Structure supports the following methods to assist with structure representation:

  • pairlist(): A pair list contains a list S of zero-based indices such that S_i = j if bases i and j are paired, and S_i = i if base i is unpaired.
  • matrix(): A structure matrix of the structure.
  • nicks(): A list of zero-based indices of each base 3' of a nick between strands (one entry per strand)
  • dotparensplus(): Representation of the structure in dot-parens-plus notation.
  • rle_dotparensplus(): Representation of the structure in run-length-encoded dot-parens-plus notation.

For example:

s4 = Structure('(((+))).')

print(s4.pairlist())          # --> [5 4 3 2 1 0 6]

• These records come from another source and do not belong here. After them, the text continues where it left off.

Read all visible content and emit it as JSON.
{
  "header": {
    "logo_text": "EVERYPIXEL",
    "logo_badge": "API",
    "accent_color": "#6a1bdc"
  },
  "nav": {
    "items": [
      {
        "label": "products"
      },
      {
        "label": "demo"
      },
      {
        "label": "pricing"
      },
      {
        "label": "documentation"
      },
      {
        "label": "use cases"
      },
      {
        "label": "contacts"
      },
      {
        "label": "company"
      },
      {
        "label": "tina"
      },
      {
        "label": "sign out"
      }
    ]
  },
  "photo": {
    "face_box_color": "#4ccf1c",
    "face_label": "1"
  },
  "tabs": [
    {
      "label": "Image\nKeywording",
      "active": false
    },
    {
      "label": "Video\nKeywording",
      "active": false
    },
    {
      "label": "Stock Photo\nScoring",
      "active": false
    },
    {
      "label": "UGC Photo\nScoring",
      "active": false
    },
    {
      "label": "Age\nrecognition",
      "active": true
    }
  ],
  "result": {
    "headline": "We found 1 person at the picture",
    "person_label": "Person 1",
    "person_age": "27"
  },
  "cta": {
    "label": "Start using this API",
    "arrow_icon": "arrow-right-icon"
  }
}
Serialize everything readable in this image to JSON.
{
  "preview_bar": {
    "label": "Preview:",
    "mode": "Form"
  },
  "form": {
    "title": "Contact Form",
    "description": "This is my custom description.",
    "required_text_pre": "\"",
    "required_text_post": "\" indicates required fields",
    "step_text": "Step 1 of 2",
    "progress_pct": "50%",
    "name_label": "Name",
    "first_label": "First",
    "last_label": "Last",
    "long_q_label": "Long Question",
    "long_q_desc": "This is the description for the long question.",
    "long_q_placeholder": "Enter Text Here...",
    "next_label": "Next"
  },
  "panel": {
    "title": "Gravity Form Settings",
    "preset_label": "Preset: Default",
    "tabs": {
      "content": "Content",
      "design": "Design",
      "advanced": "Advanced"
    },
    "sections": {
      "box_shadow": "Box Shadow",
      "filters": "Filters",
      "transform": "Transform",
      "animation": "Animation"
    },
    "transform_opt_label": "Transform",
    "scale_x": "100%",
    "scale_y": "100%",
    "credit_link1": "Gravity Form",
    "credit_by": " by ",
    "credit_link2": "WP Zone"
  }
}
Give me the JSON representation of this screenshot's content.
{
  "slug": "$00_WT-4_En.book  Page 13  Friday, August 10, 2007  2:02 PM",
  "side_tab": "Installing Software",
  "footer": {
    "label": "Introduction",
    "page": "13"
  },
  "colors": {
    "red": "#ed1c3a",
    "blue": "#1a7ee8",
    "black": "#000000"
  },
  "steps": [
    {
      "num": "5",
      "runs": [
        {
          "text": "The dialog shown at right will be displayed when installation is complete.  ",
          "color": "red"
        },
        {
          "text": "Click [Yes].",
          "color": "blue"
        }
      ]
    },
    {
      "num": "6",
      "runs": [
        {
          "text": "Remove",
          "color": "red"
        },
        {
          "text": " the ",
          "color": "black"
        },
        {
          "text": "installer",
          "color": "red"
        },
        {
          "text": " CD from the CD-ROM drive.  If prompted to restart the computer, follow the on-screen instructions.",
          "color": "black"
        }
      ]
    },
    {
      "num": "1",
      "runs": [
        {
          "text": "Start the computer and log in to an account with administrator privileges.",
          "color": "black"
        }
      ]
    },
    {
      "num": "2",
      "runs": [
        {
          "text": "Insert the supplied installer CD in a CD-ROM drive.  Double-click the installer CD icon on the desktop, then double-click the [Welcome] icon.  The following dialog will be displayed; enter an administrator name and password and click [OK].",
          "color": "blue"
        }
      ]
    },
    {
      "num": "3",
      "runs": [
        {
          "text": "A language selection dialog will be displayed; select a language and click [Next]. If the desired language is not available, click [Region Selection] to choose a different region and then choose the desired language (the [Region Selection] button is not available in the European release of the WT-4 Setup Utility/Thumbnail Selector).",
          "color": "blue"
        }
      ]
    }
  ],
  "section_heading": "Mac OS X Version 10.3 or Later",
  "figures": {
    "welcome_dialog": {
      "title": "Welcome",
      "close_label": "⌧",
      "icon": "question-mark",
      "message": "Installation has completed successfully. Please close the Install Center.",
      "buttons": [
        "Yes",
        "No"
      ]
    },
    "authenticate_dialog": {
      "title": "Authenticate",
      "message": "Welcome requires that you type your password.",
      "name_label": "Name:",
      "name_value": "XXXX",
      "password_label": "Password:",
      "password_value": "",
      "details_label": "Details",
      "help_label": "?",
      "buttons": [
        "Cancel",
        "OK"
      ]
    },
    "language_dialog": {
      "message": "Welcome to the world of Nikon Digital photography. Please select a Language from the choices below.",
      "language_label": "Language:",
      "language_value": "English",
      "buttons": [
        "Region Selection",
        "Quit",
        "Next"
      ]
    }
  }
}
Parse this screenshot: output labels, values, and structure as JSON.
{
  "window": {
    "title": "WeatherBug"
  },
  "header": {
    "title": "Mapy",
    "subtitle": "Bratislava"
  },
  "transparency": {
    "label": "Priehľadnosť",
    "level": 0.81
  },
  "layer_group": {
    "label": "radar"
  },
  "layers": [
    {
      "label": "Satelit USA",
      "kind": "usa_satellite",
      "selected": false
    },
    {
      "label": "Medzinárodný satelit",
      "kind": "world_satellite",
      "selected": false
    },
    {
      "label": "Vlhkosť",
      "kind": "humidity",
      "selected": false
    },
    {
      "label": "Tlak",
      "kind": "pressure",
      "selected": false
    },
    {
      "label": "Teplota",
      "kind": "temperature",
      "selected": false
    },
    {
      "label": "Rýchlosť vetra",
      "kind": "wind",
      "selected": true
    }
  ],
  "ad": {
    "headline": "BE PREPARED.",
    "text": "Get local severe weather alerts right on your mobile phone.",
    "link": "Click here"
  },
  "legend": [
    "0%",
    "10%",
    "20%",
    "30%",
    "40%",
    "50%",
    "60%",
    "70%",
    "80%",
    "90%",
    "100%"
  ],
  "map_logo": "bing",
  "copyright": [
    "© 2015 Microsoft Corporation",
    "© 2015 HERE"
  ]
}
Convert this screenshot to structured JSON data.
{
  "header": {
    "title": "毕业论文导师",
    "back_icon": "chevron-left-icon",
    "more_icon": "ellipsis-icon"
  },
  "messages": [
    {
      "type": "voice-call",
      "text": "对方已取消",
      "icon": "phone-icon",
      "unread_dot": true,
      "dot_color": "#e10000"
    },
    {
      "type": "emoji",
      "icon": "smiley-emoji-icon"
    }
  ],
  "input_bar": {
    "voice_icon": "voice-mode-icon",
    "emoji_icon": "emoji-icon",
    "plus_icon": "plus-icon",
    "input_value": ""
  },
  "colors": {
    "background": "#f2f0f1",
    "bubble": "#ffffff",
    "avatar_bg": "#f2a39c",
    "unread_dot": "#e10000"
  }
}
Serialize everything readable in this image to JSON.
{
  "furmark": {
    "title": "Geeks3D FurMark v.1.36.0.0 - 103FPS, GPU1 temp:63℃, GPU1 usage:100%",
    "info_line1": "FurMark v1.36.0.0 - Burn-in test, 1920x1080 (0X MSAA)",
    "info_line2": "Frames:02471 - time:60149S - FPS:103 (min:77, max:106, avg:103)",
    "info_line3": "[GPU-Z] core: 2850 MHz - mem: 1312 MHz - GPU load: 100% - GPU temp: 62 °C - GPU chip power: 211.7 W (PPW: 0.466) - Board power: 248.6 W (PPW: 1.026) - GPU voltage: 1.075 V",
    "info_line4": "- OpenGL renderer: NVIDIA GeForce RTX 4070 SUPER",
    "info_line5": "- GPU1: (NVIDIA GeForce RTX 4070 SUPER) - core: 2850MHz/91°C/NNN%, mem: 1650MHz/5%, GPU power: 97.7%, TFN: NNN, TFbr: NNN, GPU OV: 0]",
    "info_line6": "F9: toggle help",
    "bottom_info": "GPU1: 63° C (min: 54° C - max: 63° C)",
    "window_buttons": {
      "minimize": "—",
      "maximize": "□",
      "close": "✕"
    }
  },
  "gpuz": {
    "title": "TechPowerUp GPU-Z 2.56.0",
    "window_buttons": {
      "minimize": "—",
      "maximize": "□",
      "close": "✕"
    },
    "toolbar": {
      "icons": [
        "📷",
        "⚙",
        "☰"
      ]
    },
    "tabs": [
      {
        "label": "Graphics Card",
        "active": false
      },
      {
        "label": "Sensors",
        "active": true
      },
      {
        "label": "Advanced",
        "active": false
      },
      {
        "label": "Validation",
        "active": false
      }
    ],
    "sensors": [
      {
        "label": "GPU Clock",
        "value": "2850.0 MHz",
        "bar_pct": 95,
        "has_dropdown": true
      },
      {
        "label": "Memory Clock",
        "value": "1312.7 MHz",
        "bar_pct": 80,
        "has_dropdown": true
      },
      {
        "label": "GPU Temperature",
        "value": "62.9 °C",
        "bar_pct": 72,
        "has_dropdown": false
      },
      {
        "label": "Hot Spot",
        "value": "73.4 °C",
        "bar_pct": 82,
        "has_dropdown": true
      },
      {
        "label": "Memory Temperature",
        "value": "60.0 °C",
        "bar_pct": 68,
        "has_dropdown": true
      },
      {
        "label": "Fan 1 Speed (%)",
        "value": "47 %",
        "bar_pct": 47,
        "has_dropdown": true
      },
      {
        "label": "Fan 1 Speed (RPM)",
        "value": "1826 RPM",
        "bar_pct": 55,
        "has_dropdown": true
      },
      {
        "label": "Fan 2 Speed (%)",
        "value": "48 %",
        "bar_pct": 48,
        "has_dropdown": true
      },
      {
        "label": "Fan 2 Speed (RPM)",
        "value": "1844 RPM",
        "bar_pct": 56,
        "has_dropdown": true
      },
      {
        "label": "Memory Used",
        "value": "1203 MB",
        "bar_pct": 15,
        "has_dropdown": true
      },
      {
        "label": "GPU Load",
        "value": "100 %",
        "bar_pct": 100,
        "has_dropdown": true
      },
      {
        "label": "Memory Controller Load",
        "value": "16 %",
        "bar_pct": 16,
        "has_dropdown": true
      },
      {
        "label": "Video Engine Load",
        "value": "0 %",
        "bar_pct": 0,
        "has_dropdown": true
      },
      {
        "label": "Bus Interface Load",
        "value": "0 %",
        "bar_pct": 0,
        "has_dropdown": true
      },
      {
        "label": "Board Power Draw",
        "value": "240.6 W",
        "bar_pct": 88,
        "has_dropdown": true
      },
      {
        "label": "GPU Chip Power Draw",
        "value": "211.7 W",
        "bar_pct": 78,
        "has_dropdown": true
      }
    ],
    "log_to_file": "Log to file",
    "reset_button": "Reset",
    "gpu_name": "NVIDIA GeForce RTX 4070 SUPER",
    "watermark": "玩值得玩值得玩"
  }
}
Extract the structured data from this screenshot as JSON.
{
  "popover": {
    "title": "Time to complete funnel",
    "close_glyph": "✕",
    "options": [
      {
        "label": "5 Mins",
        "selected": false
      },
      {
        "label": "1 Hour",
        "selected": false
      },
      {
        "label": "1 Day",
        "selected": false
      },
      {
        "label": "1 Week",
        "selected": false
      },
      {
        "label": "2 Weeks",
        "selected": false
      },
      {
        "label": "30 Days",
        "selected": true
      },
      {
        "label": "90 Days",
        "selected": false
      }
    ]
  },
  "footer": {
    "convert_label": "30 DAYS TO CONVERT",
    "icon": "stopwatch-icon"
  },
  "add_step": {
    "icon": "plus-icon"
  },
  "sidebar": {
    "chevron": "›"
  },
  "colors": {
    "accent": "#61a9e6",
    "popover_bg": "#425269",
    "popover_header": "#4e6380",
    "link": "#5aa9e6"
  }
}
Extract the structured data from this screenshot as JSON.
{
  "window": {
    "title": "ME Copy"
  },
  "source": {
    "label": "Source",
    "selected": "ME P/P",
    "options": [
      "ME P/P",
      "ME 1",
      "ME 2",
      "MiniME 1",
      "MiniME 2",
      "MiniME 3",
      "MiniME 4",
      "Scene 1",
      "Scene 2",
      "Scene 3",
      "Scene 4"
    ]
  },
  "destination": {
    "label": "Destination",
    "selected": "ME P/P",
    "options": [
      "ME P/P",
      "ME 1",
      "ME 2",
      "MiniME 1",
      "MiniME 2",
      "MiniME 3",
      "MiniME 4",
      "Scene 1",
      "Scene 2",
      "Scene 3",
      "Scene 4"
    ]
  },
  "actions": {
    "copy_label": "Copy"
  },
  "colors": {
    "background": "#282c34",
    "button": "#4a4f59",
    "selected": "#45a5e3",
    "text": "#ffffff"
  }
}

print(s4.matrix())            # --> [[0 0 0 0 0 1 0]
                              #      [0 0 0 0 1 0 0]
                              #      [0 0 0 1 0 0 0]
                              #      [0 0 1 0 0 0 0]
                              #      [0 1 0 0 0 0 0]
                              #      [1 0 0 0 0 0 0]
                              #      [0 0 0 0 0 0 1]]
print(s4.nicks())             # --> [3 7]
print(s4.dotparensplus())     # --> (((+))).
print(s4.rle_dotparensplus()) # --> (3+)3.

Compute sequence distance

seq_distance calculates the sequence distance for two sequences that have the same number of nucleotides:

seq_distance('ACGUUUU+ACCC','ACGUUUU+AGGG') # --> 3

seq_distance('G5', 'G3C2') # --> 2

Compute structure distance

struc_distance calculates the structure distance for two structures that have the same number of nucleotides:

struc_distance('((((((((+..........))))))))', '(((((((.+...........)))))))') # --> 2

struc_distance('.15', '(5.5)5') # --> 10

Note

Note that sequence distance and structure distance are defined independent of whether the nick locations match between two sequences or two structures. However, seq_distance and struc_distance will return a warning if the nick locations do not match.